Brompton Pulp & Paper Company
http://www.circuitbrompton.com/en/fiche/maison-des-arts-et-de-la-culture-de-brompton/1/en/brompton-pulp-paper-company/2
In 1900, the Royal Mills Company decided to sell the holdings that it had purchased more than seven years earlier from the St. Francis Mills Corporation and never used. At the time that Onésime Lambert acquired large amounts of land for speculation, Edmund W. Tobin had a completely different idea in mind. He bought the Parc de la Rive, a long strip of land running along Saint-Lambert and Notre-Dame streets as well as all the land located on the other side of the river, on Route 143 and De Notre-Dame des mères Road.
That same year, he built a sawmill on the banks of the St. Francis River behind Notre-Dame Street. He also built a cement road on the other side of the waterway and, in 1901, he opened the Brompton Pulp & Paper Company.
In 1906, the Tobin Manufacturing Company (that would later become the Brompton Lumber & Manufacturing Company), one of Mr. Tobin’s other factories, opened at the Parc de la Rive. The thriving sawmill had a lumber factory as well as a sawdust factory for manufacturing paper. Hence, Edmund W. Tobin soon became one of the richest men in the region.
Problems with the factory workers began to emerge in April 1920. For one month, the Brompton Pulp & Paper Company’s 200 workers were on strike. Another strike, this time of lesser importance, occurred in early 1930. In 1938, the company was bombarded with administrative problems following the death of Mr. Tobin.

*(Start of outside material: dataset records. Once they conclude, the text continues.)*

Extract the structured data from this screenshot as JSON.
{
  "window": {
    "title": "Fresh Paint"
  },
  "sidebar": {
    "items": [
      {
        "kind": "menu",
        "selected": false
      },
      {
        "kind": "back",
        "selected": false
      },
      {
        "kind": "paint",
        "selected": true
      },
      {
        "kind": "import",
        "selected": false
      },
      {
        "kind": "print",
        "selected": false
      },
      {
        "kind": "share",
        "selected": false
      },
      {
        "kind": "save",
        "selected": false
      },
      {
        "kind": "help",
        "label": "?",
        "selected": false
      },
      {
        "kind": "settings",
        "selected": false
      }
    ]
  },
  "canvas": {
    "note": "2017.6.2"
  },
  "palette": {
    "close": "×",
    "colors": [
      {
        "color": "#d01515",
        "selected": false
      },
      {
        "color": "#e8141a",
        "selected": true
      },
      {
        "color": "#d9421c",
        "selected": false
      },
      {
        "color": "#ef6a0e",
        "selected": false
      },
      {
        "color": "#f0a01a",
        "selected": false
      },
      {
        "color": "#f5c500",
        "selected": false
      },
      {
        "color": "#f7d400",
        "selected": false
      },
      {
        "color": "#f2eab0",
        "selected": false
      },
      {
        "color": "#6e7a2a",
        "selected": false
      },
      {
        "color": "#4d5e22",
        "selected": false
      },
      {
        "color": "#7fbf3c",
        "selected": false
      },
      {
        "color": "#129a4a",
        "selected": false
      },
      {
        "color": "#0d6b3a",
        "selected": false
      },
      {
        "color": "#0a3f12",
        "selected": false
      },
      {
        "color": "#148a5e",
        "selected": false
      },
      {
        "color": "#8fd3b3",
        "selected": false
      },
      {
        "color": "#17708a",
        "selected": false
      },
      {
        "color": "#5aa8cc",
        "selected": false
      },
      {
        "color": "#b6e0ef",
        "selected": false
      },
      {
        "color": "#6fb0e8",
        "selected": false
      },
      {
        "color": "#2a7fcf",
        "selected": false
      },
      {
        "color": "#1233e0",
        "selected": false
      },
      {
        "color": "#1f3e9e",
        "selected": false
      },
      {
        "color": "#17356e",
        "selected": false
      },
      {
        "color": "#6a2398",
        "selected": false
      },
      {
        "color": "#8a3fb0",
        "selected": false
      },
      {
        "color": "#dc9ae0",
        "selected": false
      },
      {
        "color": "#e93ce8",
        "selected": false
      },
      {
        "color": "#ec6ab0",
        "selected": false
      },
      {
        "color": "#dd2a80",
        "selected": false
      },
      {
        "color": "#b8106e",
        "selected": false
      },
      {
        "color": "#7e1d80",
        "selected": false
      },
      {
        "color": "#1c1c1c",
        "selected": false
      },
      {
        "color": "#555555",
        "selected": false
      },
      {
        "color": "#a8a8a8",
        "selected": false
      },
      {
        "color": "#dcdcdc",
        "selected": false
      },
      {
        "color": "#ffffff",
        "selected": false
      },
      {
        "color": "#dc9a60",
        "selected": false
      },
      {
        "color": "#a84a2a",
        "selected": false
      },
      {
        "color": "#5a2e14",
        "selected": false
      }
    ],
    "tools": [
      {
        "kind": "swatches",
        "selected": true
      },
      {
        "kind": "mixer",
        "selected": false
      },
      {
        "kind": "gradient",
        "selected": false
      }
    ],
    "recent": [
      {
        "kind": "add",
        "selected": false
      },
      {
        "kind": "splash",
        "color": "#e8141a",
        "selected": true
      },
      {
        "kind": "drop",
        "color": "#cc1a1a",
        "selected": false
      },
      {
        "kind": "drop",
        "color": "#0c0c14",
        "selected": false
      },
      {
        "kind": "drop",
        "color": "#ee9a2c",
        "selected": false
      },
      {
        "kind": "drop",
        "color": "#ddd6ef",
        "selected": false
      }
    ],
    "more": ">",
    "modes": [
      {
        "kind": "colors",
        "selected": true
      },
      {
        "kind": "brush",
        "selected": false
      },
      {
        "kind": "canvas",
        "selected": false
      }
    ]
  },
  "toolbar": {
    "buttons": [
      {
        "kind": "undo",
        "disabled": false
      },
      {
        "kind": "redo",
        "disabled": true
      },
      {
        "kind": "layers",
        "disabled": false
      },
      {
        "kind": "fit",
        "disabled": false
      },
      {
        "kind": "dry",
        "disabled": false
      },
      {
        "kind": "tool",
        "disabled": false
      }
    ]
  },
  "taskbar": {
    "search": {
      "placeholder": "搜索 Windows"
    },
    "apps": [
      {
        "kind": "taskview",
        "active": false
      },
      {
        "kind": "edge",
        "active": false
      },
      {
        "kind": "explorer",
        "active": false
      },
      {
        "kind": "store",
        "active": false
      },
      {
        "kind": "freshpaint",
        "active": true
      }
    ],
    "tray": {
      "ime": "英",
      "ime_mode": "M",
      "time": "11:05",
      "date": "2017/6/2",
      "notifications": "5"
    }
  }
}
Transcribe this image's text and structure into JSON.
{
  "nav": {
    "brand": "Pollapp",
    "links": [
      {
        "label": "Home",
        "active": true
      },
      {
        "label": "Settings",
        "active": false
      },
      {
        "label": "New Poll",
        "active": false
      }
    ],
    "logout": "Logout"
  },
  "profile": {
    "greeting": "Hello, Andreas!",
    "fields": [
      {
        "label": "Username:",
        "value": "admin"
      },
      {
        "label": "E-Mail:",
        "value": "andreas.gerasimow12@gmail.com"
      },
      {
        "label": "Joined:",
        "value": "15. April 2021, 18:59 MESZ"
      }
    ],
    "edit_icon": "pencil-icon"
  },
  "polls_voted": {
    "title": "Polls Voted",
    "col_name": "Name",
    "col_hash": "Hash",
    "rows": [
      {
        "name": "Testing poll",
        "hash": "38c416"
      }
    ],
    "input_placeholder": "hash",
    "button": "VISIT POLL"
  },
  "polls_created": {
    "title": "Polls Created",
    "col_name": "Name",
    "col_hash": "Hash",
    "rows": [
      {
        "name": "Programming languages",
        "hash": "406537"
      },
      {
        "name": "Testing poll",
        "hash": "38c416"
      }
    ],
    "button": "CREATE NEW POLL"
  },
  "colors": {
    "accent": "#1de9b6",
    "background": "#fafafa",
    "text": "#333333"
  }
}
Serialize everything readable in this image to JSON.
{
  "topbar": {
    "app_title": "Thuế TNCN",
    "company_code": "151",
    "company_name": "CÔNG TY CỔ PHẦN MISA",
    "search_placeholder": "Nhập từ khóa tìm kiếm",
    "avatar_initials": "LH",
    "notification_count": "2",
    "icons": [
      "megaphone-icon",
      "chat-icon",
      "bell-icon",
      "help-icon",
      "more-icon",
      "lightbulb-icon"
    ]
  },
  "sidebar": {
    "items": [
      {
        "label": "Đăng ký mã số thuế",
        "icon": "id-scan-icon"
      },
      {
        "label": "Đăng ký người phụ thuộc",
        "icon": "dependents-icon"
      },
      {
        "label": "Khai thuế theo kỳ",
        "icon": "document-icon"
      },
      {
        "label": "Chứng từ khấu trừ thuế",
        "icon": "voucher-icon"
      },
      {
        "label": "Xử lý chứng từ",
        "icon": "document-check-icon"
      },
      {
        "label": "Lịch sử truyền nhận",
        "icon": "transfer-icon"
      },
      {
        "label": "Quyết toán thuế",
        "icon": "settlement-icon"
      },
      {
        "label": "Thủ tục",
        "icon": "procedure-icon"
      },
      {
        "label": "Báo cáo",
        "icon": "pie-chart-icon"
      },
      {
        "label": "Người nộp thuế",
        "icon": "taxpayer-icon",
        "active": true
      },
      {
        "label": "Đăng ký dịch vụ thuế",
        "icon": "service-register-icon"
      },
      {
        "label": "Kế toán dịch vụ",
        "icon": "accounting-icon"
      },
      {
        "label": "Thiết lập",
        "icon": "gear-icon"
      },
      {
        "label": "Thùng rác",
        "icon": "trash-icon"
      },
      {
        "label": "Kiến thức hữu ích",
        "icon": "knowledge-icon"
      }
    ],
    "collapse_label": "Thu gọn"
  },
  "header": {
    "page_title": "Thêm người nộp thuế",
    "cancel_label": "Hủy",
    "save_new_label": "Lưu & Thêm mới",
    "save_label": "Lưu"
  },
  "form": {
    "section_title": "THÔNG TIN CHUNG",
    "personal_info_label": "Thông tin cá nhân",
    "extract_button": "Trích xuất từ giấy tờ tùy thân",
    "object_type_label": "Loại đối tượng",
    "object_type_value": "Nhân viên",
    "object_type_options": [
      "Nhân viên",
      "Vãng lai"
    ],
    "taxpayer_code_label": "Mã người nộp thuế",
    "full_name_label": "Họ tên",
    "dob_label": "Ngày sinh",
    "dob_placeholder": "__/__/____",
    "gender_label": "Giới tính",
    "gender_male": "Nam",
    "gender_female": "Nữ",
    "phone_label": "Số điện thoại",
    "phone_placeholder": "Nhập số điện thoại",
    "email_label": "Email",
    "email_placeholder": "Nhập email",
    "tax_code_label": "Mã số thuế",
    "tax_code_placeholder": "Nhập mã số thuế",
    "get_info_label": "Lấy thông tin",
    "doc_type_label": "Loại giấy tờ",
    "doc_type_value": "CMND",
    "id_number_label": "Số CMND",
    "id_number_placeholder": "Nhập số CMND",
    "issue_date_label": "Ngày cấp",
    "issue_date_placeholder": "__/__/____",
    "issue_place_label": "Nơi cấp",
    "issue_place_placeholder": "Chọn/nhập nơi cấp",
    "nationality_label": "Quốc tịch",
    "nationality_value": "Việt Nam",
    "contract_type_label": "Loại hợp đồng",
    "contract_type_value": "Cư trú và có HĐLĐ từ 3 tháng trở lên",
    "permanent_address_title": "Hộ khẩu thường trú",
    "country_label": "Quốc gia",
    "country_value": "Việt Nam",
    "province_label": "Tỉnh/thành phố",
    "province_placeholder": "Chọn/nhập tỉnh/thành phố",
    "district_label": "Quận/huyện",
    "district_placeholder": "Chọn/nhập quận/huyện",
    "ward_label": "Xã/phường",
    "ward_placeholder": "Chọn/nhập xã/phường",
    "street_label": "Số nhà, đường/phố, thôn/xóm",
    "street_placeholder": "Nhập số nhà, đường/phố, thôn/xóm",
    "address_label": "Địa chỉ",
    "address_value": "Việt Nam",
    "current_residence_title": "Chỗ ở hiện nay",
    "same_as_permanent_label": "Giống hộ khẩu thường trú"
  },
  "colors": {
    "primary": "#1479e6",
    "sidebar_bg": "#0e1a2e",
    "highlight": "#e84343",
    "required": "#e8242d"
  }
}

The flood of March 1948 dealt the final blow to the company. Judging that the factory should have delayed opening the sluice gates, the Town of Bromptonville held it responsible for the flood. The Brompton Pulp & Paper Company was sued for a sum of one million dollars and forced to close its doors. In 1949, the Ville de Sherbrooke bought the factory to use its turbines to generate hydroelectricity. The pulp and paper plant was later purchased by Kruger Inc., which continues to operate it to this day.